Though he had moved to Washington, D.C., in 1968 to take up a position at the Corcoran College of Art and Design, Christenberry returned every year to rural Alabama, where he had spent his summers as a child. It was a pilgrimage he made for decades. There, he photographed the house — which he later learned was once a one-room schoolhouse — along with small churches and roadside businesses, as they changed with age.
“I’d go into that landscape, what I call the landscape of my childhood, and make these snapshots,” he told NPR. “Never did I dream that years later the world of fine art photography would see something in these.”
And the world of fine art did indeed take notice.
“What was really spectacular about [his work] is that he made that subject matter universal,” Margaret Lynne Ausfeld, senior curator of art at the Montgomery Museum of Fine Arts, told Tuscaloosa News. “When you look at his work, what you see is basically the transitory nature of our life and our world and how things are inevitably going to change over time.”
Christenberry, who also worked in abstract painting and sculpture, forged an enduring friendship early in his career with another photographer, Walker Evans. Evans’ Let Us Now Praise Famous Men, a book of photographs that recorded a trip he took with poet James Agee to Hale County, Ala., in 1936 — the year of Christenberry’s birth. After the two photographers met in the early 1960s, Walker’s work and advice helped shape Christenberry’s development.
“Walker was a great influence. We exchanged ideas until his death, and I like to think there was a lot of cross-influencing,” Christenberry told Afterimage magazine in 2005.
Yet, despite the fact they shared a subject at times, Christenberry said his relationship to Alabama was always different.
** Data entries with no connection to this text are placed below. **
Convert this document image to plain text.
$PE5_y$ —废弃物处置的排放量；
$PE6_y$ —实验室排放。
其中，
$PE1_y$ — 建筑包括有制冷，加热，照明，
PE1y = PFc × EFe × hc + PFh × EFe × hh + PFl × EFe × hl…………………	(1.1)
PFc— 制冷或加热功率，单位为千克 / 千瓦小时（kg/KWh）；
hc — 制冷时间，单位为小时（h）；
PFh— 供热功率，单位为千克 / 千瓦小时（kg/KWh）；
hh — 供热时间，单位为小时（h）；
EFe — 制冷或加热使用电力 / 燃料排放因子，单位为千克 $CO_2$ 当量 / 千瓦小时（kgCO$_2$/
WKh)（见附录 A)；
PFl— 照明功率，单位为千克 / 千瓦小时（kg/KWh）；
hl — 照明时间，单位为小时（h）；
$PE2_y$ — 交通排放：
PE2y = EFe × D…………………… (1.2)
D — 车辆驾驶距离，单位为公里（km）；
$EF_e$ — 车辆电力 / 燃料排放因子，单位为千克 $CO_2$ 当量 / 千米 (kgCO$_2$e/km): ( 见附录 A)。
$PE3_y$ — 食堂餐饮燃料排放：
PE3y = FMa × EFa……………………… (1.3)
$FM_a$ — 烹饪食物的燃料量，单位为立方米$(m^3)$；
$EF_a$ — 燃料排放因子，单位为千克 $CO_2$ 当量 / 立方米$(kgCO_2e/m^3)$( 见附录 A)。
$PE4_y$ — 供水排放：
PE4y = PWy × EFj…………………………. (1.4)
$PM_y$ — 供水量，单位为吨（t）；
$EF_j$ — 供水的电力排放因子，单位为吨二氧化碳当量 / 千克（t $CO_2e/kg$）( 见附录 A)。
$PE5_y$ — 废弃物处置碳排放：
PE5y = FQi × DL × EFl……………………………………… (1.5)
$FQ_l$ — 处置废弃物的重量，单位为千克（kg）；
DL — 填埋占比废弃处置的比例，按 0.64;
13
“His view was objective. My stance is very subjective,” he told the magazine. “The place is so much a part of me. I can’t escape it and have no desire to escape it. I continue to come to grips with it.”
And even as he won fellowships from the National Endowment for the Arts and the Guggenheim Memorial Foundation, Christenberry said the long-beating heart of his art remained the same.
“I don’t want my work to be thought of as maudlin or overly sentimental. It’s not. It’s a love affair — a lifetime of involvement with a place. The place is my muse.”